POSH shoppers who would never normally be seen dead in a high street chain store are greedily picking over the bones of discounted stock in Wilko.

The tragic demise of the store and subsequent mass job losses has provided delighted middle-class people with a Mecca for bargains they never knew existed.

Shopper Francesca Johnson said: “I’ve never set foot in the place before, it’s hardly White Stuff, is it, but I’ve been in every day this week.

“Who knew it was full of such useful things? Rubber gloves, washing baskets, shampoo, pet food, cheap tacky mugs for the tradesmen?
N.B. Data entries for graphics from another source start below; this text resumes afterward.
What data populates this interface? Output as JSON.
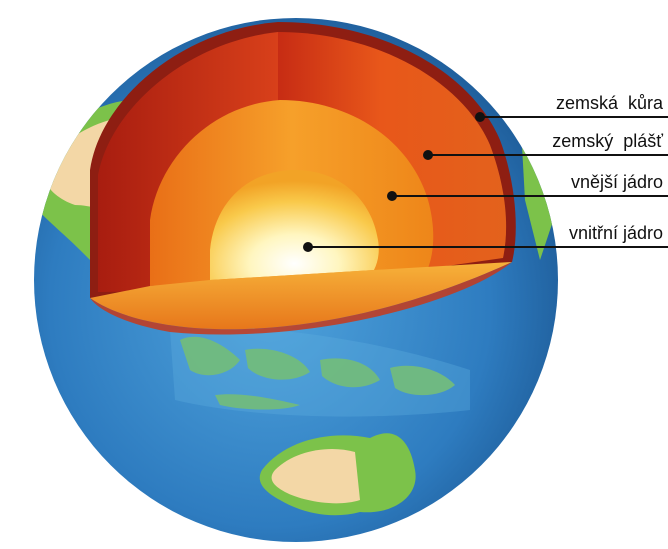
{
  "diagram": {
    "labels": {
      "crust": "zemská  kůra",
      "mantle": "zemský  plášť",
      "outer_core": "vnější jádro",
      "inner_core": "vnitřní jádro"
    },
    "colors": {
      "ocean": "#2f7fc4",
      "ocean_shallow": "#5fb0e0",
      "land_green": "#7cc24a",
      "land_sand": "#f3d7a6",
      "crust": "#8e1e12",
      "mantle": "#d9471a",
      "outer_core": "#f08a1a",
      "inner_core": "#fff1a8",
      "leader": "#111111"
    }
  }
}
I’m obviously not going to be buying anything guests will see.

“I suppose it’s a shame for all the poor people who will be out of work, but I’m sure they’ll find jobs in Home Bargains, Iceland, or other low class stores I avoid like the plague.”

Wilko worker Steve Malley said: “It would have been nice if they’d supported the shop before, rather than swooping in like Joules-clad vultures now it’s on its arse. Then maybe we wouldn’t be in this predicament, and they wouldn’t be paying twice the amount for the same products in Waitrose.

“Anyway, to get them back I stuck my knob in the pick ‘n’ mix when nobody was looking. F**k it, I can’t be laid off twice.”